Exploring play texts: Blue Remembered Hills by Dennis Potter

£14.95

Edexcel Unit 2 requires students to explore a full play text through a six hour practical workshop. Choosing a text that is both challenging for higher level students and accessible to weaker students is difficult as you want the work to stretch all students to achieve their best.

Blue Remembered Hills by Dennis Potter has often been a popular choice by schools as it offers a range of techniques, an historical context, serious subject matter and humorous character exchanges. This is why I think this well-liked play is perfect for Unit 2 at GCSE. My students have always enjoyed studying it and it offers a wide range of performance  challenges to all levels of ability.

As Unit 2 is shorter than Unit 1 (the documentary response in Unit 2 is only 1,000 words, whereas Unit 1 is 2,000 words), I teach Unit 2 first, completing this scheme of work by the end of Year 10. This is a very accessible scheme of work that is well suited to Year 10 students. It also means that when students approach Unit 1 in Year 11 they feel more confident in writing a documentary response that is double the length.

This scheme of work will help your students to incorporate the range of explorative strategies, mediums and elements that they have already explored during their introductory programme of study and ask them to analyse their effectiveness in performance. Students will also start to learn how to write about the effectiveness of these strategies and analyse their practical work for the written documentary response that is required.

The specification states that you must complete a ‘six hour practical workshop’. It is up to you whether you complete this in one go, or split it up into six hour-long sessions. I do the latter, as I feel it gives my students more breathing time in between each session to evaluate their work and make effective notes. All of the sessions must be filmed. As it is sometimes difficult to tell who is who on a video, to make the moderator’s life easier, I get my students to wear different coloured t-shirts. This makes it much easier when you are identifying students on the moderation marking sheet, as you simply need to write: male student, yellow t-shirt, for example.

Students are encouraged to contribute fully during the practical workshop and must be reminded that they are being assessed during every filmed session. My students often find the idea of performing during a filmed workshop very daunting. Once the camera is on and they get into the flow of it, they relax and can produce great work. It is important to remind them that they must be showing evidence of good group work, listening skills, use of dramatic vocabulary and excellent participation throughout if they want to access high marks.
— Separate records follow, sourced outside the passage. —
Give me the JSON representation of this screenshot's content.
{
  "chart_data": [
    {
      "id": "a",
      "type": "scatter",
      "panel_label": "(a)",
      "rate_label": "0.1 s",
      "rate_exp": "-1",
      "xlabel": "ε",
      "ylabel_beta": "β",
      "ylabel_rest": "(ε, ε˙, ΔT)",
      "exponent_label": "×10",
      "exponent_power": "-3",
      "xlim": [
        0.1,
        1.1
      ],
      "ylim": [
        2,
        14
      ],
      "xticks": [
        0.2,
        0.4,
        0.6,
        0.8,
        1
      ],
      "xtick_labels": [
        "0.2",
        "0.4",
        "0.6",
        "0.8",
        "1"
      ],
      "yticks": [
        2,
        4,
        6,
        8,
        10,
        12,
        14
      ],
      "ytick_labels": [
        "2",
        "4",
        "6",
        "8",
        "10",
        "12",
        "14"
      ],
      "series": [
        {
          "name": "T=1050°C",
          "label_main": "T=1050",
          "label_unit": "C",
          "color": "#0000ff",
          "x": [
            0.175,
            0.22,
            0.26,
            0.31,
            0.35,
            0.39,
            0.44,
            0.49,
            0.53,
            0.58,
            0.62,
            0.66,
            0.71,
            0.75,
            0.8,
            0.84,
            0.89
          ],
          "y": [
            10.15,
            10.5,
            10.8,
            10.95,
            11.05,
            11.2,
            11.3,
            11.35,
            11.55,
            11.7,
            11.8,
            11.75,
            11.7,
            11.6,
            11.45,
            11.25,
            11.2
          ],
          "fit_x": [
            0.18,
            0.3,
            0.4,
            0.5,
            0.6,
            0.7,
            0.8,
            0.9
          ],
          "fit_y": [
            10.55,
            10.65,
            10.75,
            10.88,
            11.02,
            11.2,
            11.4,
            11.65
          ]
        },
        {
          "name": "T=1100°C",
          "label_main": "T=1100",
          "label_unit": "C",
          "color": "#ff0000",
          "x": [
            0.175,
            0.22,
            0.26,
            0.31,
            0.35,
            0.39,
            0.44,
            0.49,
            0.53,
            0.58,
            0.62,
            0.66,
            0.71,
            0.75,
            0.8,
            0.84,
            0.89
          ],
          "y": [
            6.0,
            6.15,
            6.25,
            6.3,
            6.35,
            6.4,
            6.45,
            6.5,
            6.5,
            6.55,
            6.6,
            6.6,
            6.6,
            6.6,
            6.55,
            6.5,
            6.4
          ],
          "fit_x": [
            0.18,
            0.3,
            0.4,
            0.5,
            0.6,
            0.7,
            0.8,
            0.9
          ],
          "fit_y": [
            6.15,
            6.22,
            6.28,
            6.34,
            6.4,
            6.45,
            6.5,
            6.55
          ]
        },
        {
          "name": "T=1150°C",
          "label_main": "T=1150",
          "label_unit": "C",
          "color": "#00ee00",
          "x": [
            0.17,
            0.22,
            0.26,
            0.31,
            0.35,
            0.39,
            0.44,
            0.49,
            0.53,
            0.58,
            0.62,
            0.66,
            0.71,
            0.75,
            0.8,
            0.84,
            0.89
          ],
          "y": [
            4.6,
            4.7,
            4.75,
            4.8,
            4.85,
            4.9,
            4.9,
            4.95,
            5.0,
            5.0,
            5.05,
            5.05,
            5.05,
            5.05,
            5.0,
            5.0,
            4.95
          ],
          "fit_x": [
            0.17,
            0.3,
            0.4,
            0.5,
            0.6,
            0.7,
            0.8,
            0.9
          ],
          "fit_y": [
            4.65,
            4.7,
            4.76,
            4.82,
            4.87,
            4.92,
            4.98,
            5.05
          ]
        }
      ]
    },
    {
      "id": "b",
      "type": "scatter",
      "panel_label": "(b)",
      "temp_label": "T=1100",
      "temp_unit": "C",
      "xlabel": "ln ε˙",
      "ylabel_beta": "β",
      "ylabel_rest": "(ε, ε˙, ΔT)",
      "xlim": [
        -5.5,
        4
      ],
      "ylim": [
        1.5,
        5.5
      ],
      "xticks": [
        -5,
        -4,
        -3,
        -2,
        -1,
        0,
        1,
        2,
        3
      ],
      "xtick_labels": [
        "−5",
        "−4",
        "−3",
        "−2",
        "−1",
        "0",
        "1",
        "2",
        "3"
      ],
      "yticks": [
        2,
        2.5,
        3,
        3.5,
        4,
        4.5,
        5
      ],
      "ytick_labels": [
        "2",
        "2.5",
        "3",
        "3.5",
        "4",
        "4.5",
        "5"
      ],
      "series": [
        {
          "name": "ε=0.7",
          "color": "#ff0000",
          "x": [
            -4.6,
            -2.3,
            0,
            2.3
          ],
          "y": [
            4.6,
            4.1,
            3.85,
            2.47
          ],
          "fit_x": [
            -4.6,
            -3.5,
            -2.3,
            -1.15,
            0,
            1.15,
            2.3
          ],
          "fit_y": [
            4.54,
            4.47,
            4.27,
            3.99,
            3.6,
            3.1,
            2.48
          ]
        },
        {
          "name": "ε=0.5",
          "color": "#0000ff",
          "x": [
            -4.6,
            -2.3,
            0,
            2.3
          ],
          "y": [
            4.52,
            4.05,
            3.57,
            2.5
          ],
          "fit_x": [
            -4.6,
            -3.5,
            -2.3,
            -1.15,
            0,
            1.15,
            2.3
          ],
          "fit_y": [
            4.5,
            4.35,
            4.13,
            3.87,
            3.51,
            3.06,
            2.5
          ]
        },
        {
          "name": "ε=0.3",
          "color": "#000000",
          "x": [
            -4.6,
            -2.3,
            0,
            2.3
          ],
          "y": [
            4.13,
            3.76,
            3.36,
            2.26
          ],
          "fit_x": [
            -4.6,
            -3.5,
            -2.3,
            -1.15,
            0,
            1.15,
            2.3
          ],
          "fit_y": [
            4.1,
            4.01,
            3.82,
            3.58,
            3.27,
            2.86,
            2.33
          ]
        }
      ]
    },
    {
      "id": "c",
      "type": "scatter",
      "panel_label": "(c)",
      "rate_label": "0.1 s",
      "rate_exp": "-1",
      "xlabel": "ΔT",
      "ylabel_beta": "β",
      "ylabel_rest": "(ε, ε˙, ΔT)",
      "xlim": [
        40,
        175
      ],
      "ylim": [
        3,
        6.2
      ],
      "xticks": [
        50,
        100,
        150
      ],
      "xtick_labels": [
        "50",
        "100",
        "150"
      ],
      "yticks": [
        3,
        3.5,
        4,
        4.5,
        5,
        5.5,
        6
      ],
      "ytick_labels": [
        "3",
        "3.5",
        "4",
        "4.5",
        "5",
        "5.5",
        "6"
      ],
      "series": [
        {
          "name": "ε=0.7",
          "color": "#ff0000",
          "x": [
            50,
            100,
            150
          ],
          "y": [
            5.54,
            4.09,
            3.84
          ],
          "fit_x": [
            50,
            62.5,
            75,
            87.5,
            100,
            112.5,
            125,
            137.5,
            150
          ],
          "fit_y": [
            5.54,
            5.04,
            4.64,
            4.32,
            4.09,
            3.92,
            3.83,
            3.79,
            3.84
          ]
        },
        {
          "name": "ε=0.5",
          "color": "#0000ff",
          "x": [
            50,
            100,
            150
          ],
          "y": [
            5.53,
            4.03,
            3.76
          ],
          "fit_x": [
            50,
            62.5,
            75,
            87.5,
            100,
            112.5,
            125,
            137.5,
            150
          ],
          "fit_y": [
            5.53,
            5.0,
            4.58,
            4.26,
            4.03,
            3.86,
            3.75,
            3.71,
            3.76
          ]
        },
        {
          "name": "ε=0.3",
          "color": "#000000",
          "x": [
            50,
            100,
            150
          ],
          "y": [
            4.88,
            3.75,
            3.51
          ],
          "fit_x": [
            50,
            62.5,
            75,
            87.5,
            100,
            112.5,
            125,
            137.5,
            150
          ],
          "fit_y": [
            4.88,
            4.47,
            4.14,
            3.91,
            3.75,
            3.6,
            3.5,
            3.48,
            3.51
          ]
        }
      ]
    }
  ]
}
Make sure that for homework students write up what they did in their practical sessions as they go along. This makes the documentary response write up so much easier as they do not have to rely solely on memory. Making detailed notes about how and why a piece of practical work was effective will be a useful tool to gain good marks. Discourage them from writing simply about what they did, but analyse why and how it worked in performance. Before putting the camera on to film students, read the play in full in class. Set them some research homework into the context of Britain during the War in 1943. Although the specification states a certain number of explorative strategies to use, you will see that this scheme covers a wider range than is stated. I think students enjoy using these strategies and it gives them more to write about in their documentary response.